PDT (polyethylene terephthalate) fiber is a kind of bio-based PET fiber, which is spun from polyethylene terephthalate.
1. Raw material
The raw materials of PET are terephthalic acid (PTA) and ethylene glycol (EG), and major enterprises have developed processes for preparing these raw materials by biological methods.
(1) Bio-based terephthalic acid
Bio-based p-xylene = formic acid can be produced from bio-based p-xylene (PX) or the mixed aromatic hydrocarbon BTX of benzene, toluene and p-xylene. At present, many companies have developed the preparation process of bio-based PX or BTX for the production of Bio-based terephthalic acid (Table 3). Bio-based PTA can also be prepared from biomass through multiple conversions.
bio-based glycol
The preparation methods of bio-based ethylene glycol mainly include the following: ① Biomass hydrolysis and fermentation to prepare EG through sorbitol. In 2005, my country's Changchun Dacheng Group Company took the lead in realizing the process of preparing EG by this method (Figure), and built a 20,000 t/a bio-based EG pilot plant. In 2007, it built a 200,000 t/a industrial demonstration plant. The bio-based diol produced by this method is a multi-component mixed alcohol, which contains multi-component diols such as propylene glycol, butanediol and pentanediol with a mass fraction of about 2%, and is used to prepare PDT polyester . ②Biomass synthesis gas to EG: Biomass is first gasified to produce synthesis gas, and then directly (or indirectly) synthesizes EG. ③ Synthesis of EG by bio-alcohol chemical method: firstly, ethanol is produced by biomass fermentation process, then ethanol is dehydrated to ethylene, then oxidized to produce ethylene oxide, and finally hydrated to generate EG. There are other methods such as bio-based glyoxal to ethylene glycol, cellulose catalytic conversion to ethylene glycol, etc. The production companies and processes of bio-based ethylene glycol are shown in the table:
Synthesis
Bio-based PET is generally polymerized from bio-based PTA or bio-based EG. When the bio-based EG is a multi-component diol, the resulting polyester is PDT. PDT is obtained by polymerizing bio-based ethylene glycol with terephthalic acid or dimethyl terephthalate. The synthesis process is mainly the PTA method, including several stages of esterification, precondensation and final polymerization. Due to the existence of multi-component-alcohols, both the polymerization process and the vacuum degree of PDT need to be improved compared with petroleum-based polyesters. After the polyester is synthesized, the PDT fiber is produced through a silk process, and the spinning device can be completed by using PET equipment. At present, PDT fiber has been industrialized in 10,000-ton equipment.

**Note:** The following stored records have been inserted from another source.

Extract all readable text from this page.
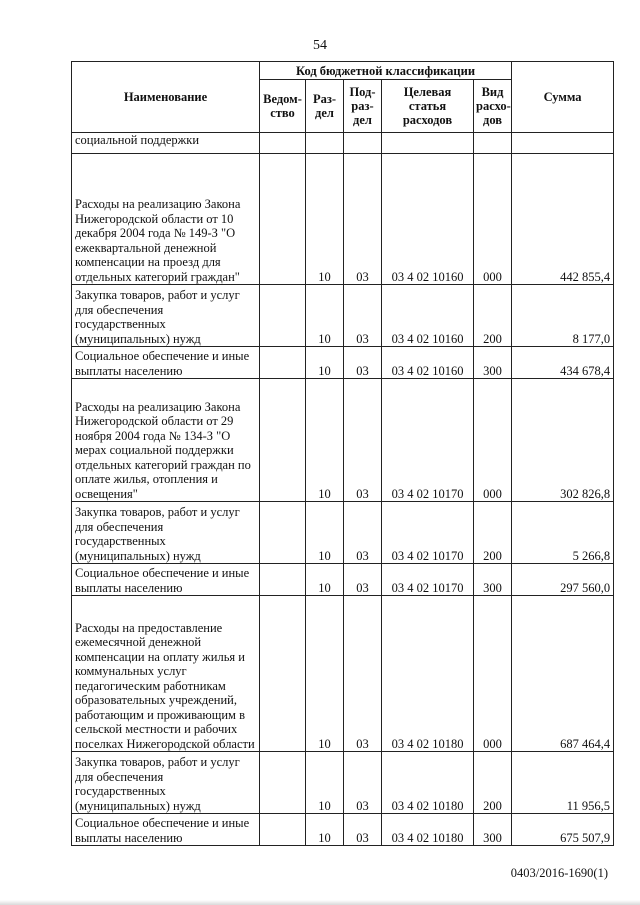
54
Наименование	Код бюджетной классификации					Сумма
	Ведом-ство	Раз-дел	Под-раз-дел	Целевая статья расходов	Вид расхо-дов	
социальной поддержки						
Расходы на реализацию Закона Нижегородской области от 10 декабря 2004 года № 149-З "О ежеквартальной денежной компенсации на проезд для отдельных категорий граждан"		10	03	03 4 02 10160	000	442 855,4
Закупка товаров, работ и услуг для обеспечения государственных (муниципальных) нужд		10	03	03 4 02 10160	200	8 177,0
Социальное обеспечение и иные выплаты населению		10	03	03 4 02 10160	300	434 678,4
Расходы на реализацию Закона Нижегородской области от 29 ноября 2004 года № 134-З "О мерах социальной поддержки отдельных категорий граждан по оплате жилья, отопления и освещения"		10	03	03 4 02 10170	000	302 826,8
Закупка товаров, работ и услуг для обеспечения государственных (муниципальных) нужд		10	03	03 4 02 10170	200	5 266,8
Социальное обеспечение и иные выплаты населению		10	03	03 4 02 10170	300	297 560,0
Расходы на предоставление ежемесячной денежной компенсации на оплату жилья и коммунальных услуг педагогическим работникам образовательных учреждений, работающим и проживающим в сельской местности и рабочих поселках Нижегородской области		10	03	03 4 02 10180	000	687 464,4
Закупка товаров, работ и услуг для обеспечения государственных (муниципальных) нужд		10	03	03 4 02 10180	200	11 956,5
Социальное обеспечение и иные выплаты населению		10	03	03 4 02 10180	300	675 507,9
0403/2016-1690(1)
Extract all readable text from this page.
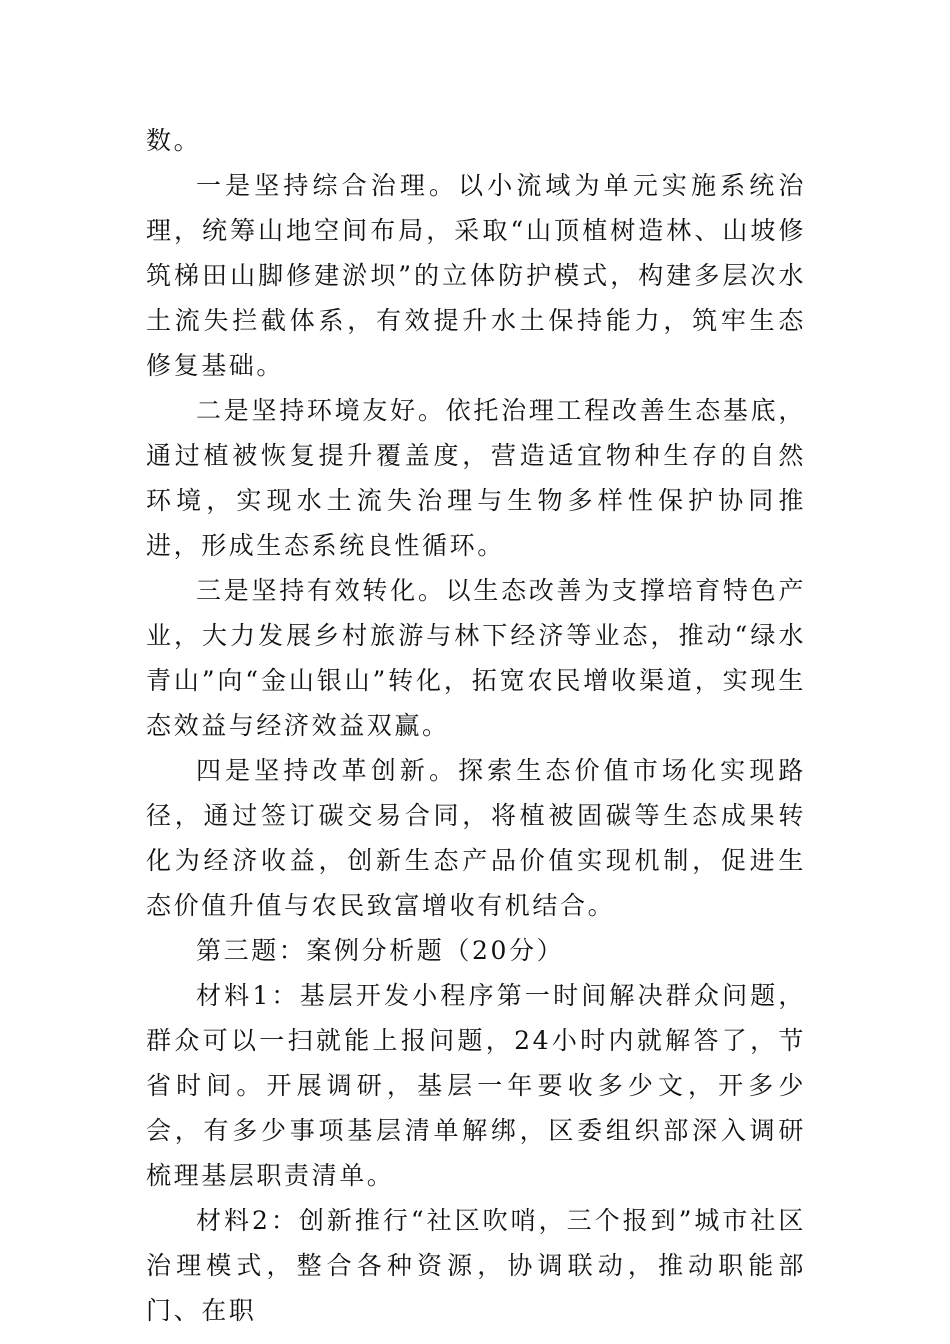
数。

一是坚持综合治理。以小流域为单元实施系统治理，统筹山地空间布局，采取“山顶植树造林、山坡修筑梯田山脚修建淤坝”的立体防护模式，构建多层次水土流失拦截体系，有效提升水土保持能力，筑牢生态修复基础。

二是坚持环境友好。依托治理工程改善生态基底，通过植被恢复提升覆盖度，营造适宜物种生存的自然环境，实现水土流失治理与生物多样性保护协同推进，形成生态系统良性循环。

三是坚持有效转化。以生态改善为支撑培育特色产业，大力发展乡村旅游与林下经济等业态，推动“绿水青山”向“金山银山”转化，拓宽农民增收渠道，实现生态效益与经济效益双赢。

四是坚持改革创新。探索生态价值市场化实现路径，通过签订碳交易合同，将植被固碳等生态成果转化为经济收益，创新生态产品价值实现机制，促进生态价值升值与农民致富增收有机结合。

第三题：案例分析题（20分）

材料1：基层开发小程序第一时间解决群众问题，群众可以一扫就能上报问题，24小时内就解答了，节省时间。开展调研，基层一年要收多少文，开多少会，有多少事项基层清单解绑，区委组织部深入调研梳理基层职责清单。

材料2：创新推行“社区吹哨，三个报到”城市社区治理模式，整合各种资源，协调联动，推动职能部门、在职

Performance and Application
PDT fiber has stretch and resilience, it can quickly rebound to the original shape after stretching, and it can improve its comfortable fit when used in clothing. Compared with PET, PDT fiber has higher elongation and has a softer hand.
PET fiber also has a lower glass transition temperature, can be dyed under normal pressure, and has higher washing fastness and ironing fastness. At the same time, PDT fibers have better antistatic properties than PTT and PET fibers. PDT fiber can also be blended with natural fibers such as wool to produce better fabrics. One of the raw materials of PDT fiber can be transformed from biomass resources, which reduces CO2 emissions. It is a low-carbon, environmentally friendly and green new fiber material, which can be used in clothing, decorative materials, industries and other fields.